Looking at the thermostat, shown on the left, I thought this was going to be such as easy job - all I had to do was to turn the temperature down to 60 degrees Celsius using screwdriver. Easy!
All seemed well until the next day when I discovered that the hot water had not turned on the next morning. A faulty thermostat I thought so I'll nip down to the local plumbing shop and buy a new one - which i did.
After I had installed it and set the temperature to 60 degrees Celsius again I though all was well until the next morning when the hot water still refused to come on again!
After a few days of fiddling thinking it way be an electrical problem or the thermostat was in the wrong height on the hot water tank I was beginning to tear my hair out. Then a light went on and I discovered why.
As can be seen in the photo on the left, both mechanical thermostats used a bi-metal strip to detect the temperature of the water in the tank to turn the heating on and off.
Unfortunately, this type of control has a high hysteresis meaning that the temperature the switch closes is not same as when the switch opens. In my case, the switch opened at 60 degrees but closed at a much lower temperature.
As I had lagged the hot water tank so well, the water had not cooled enough over night to open the bi-metal switch in the thermostat! This would only be a problem if you are trying to get the water temperature as low as to be safe and reduce the costs of heating water. The new thermostat was just as bad as the old 1960s model.
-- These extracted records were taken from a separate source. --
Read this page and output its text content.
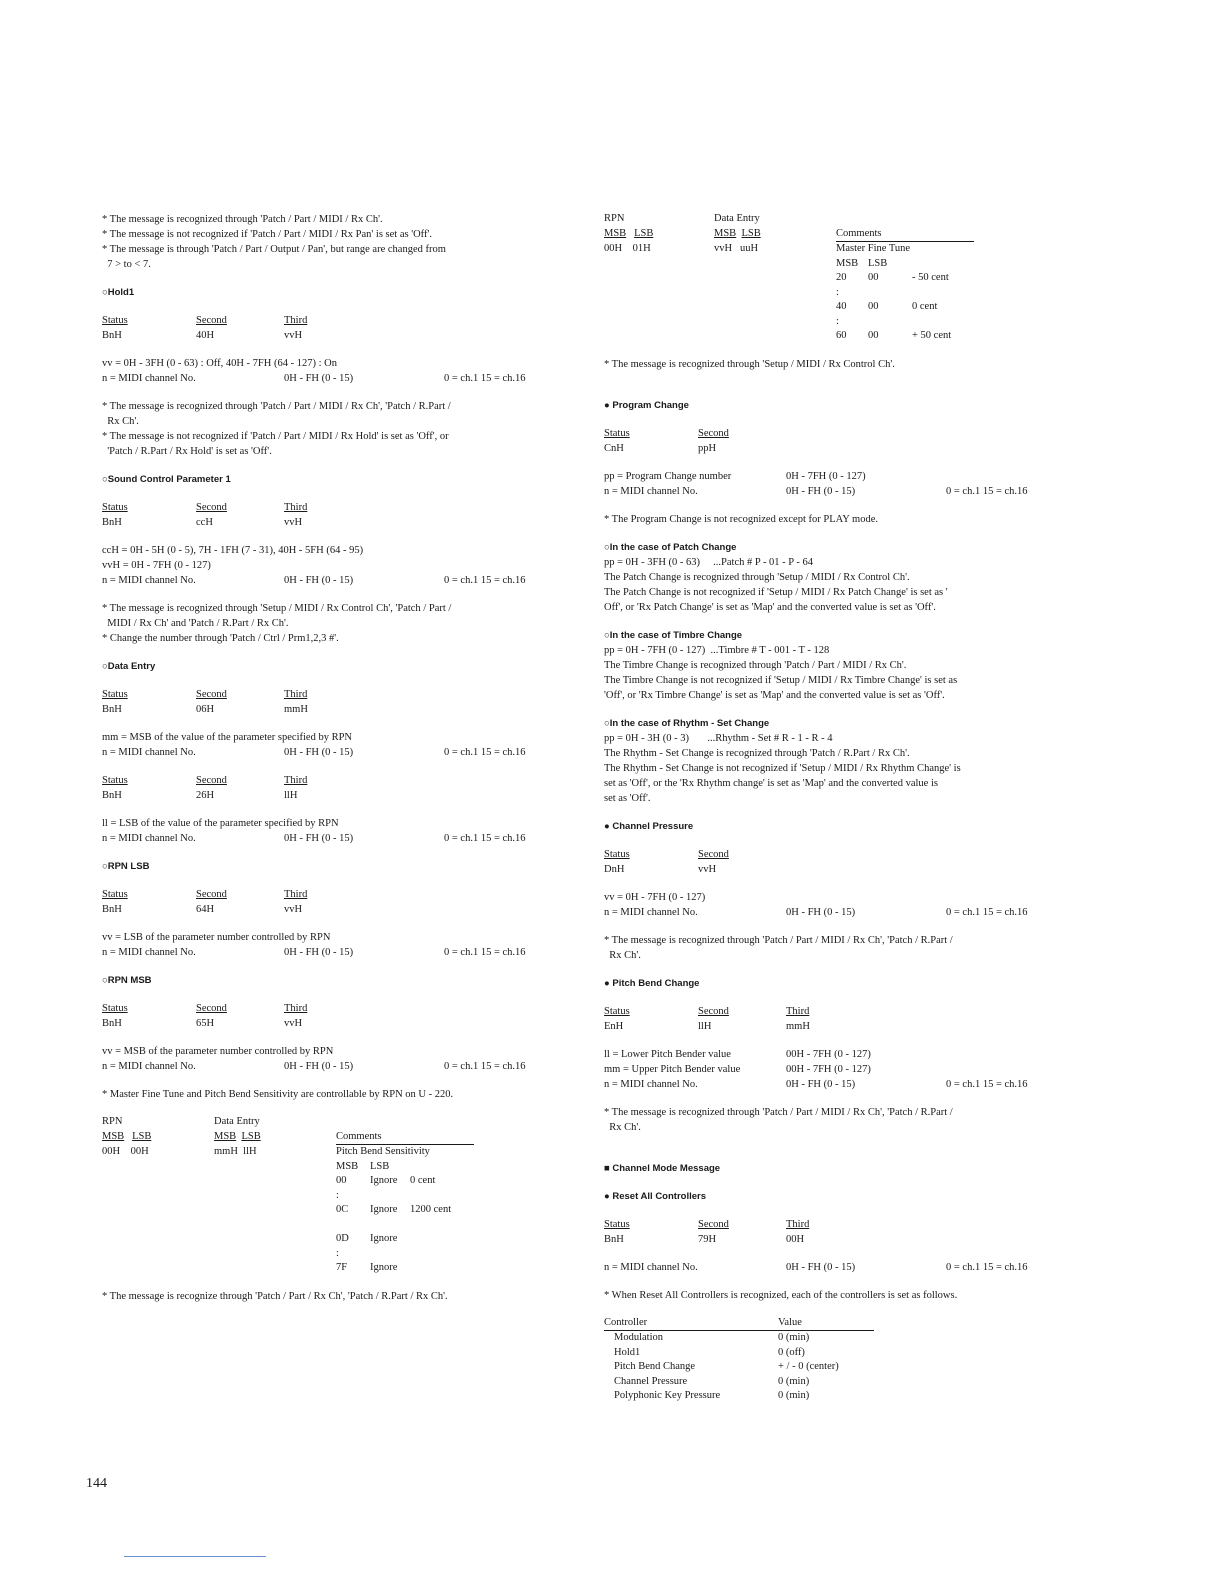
* The message is recognized through 'Patch / Part / MIDI / Rx Ch'.

* The message is not recognized if 'Patch / Part / MIDI / Rx Pan' is set as 'Off'.

* The message is through 'Patch / Part / Output / Pan', but range are changed from

7 > to < 7.

○Hold1

Status	Second	Third
BnH	40H	vvH

vv = 0H - 3FH (0 - 63) : Off, 40H - 7FH (64 - 127) : On

n = MIDI channel No.	0H - FH (0 - 15)	0 = ch.1 15 = ch.16

* The message is recognized through 'Patch / Part / MIDI / Rx Ch', 'Patch / R.Part /

Rx Ch'.

* The message is not recognized if 'Patch / Part / MIDI / Rx Hold' is set as 'Off', or

'Patch / R.Part / Rx Hold' is set as 'Off'.

○Sound Control Parameter 1

Status	Second	Third
BnH	ccH	vvH

ccH = 0H - 5H (0 - 5), 7H - 1FH (7 - 31), 40H - 5FH (64 - 95)

vvH = 0H - 7FH (0 - 127)

n = MIDI channel No.	0H - FH (0 - 15)	0 = ch.1 15 = ch.16

* The message is recognized through 'Setup / MIDI / Rx Control Ch', 'Patch / Part /

MIDI / Rx Ch' and 'Patch / R.Part / Rx Ch'.

* Change the number through 'Patch / Ctrl / Prm1,2,3 #'.

○Data Entry

Status	Second	Third
BnH	06H	mmH

mm = MSB of the value of the parameter specified by RPN

n = MIDI channel No.	0H - FH (0 - 15)	0 = ch.1 15 = ch.16
Status	Second	Third
BnH	26H	llH

ll = LSB of the value of the parameter specified by RPN

n = MIDI channel No.	0H - FH (0 - 15)	0 = ch.1 15 = ch.16

○RPN LSB

Status	Second	Third
BnH	64H	vvH

vv = LSB of the parameter number controlled by RPN

n = MIDI channel No.	0H - FH (0 - 15)	0 = ch.1 15 = ch.16

○RPN MSB

Status	Second	Third
BnH	65H	vvH

vv = MSB of the parameter number controlled by RPN

n = MIDI channel No.	0H - FH (0 - 15)	0 = ch.1 15 = ch.16

* Master Fine Tune and Pitch Bend Sensitivity are controllable by RPN on U - 220.

RPN	Data Entry	
MSB LSB	MSB LSB	Comments
00H 00H	mmH llH	Pitch Bend Sensitivity
		MSB LSB
		00 Ignore 0 cent
		:
		0C Ignore 1200 cent

		0D Ignore
		:
		7F Ignore

* The message is recognize through 'Patch / Part / Rx Ch', 'Patch / R.Part / Rx Ch'.

RPN	Data Entry	
MSB LSB	MSB LSB	Comments
00H 01H	vvH uuH	Master Fine Tune
		MSB LSB
		20 00 - 50 cent
		:
		40 00 0 cent
		:
		60 00 + 50 cent

* The message is recognized through 'Setup / MIDI / Rx Control Ch'.

● Program Change

Status	Second
CnH	ppH
pp = Program Change number	0H - 7FH (0 - 127)
n = MIDI channel No.	0H - FH (0 - 15)	0 = ch.1 15 = ch.16

* The Program Change is not recognized except for PLAY mode.

○In the case of Patch Change

pp = 0H - 3FH (0 - 63)     ...Patch # P - 01 - P - 64

The Patch Change is recognized through 'Setup / MIDI / Rx Control Ch'.

The Patch Change is not recognized if 'Setup / MIDI / Rx Patch Change' is set as '

Off', or 'Rx Patch Change' is set as 'Map' and the converted value is set as 'Off'.

○In the case of Timbre Change

pp = 0H - 7FH (0 - 127)  ...Timbre # T - 001 - T - 128

The Timbre Change is recognized through 'Patch / Part / MIDI / Rx Ch'.

The Timbre Change is not recognized if 'Setup / MIDI / Rx Timbre Change' is set as

'Off', or 'Rx Timbre Change' is set as 'Map' and the converted value is set as 'Off'.

○In the case of Rhythm - Set Change

pp = 0H - 3H (0 - 3)       ...Rhythm - Set # R - 1 - R - 4

The Rhythm - Set Change is recognized through 'Patch / R.Part / Rx Ch'.

The Rhythm - Set Change is not recognized if 'Setup / MIDI / Rx Rhythm Change' is

set as 'Off', or the 'Rx Rhythm change' is set as 'Map' and the converted value is

set as 'Off'.

● Channel Pressure

Status	Second
DnH	vvH

vv = 0H - 7FH (0 - 127)

n = MIDI channel No.	0H - FH (0 - 15)	0 = ch.1 15 = ch.16

* The message is recognized through 'Patch / Part / MIDI / Rx Ch', 'Patch / R.Part /

Rx Ch'.

● Pitch Bend Change

Status	Second	Third
EnH	llH	mmH
ll = Lower Pitch Bender value	00H - 7FH (0 - 127)
mm = Upper Pitch Bender value	00H - 7FH (0 - 127)
n = MIDI channel No.	0H - FH (0 - 15)	0 = ch.1 15 = ch.16

* The message is recognized through 'Patch / Part / MIDI / Rx Ch', 'Patch / R.Part /

Rx Ch'.

■ Channel Mode Message

● Reset All Controllers

Status	Second	Third
BnH	79H	00H
n = MIDI channel No.	0H - FH (0 - 15)	0 = ch.1 15 = ch.16

* When Reset All Controllers is recognized, each of the controllers is set as follows.

Controller	Value
Modulation	0 (min)
Hold1	0 (off)
Pitch Bend Change	+ / - 0 (center)
Channel Pressure	0 (min)
Polyphonic Key Pressure	0 (min)
144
The solution to this was to install an electronic hot water tank thermostat that would have a much lower hysteresis and provide better control of water temperature. I installed a Potterton PTT2 Electronic Cylinder Thermostat, set it to 60 degrees Celsius and it has worked like a dream since in spite of my good hot water tank lagging.
I reduced my gas usage by up to 5 Kw/hours a day by changing the thermostat so it was finally worth all the frustration. What I find interesting is that this musty be a problem for many households other than me but I do not find any instance of questions being asked about it anywhere on the Internet after many Google searches. Looks like that I'm treading new ground yet again.
Winter 2011: Until recently I had the hot water heating turned on twice a day but it seemed rather silly to let hot water sit in the tank cooling and unused over night so we turned the evening cycle off this saving several more Kw/hours a day. If we do run out of water we just use the button on the thermostat to turn the hot water heating on for an hour.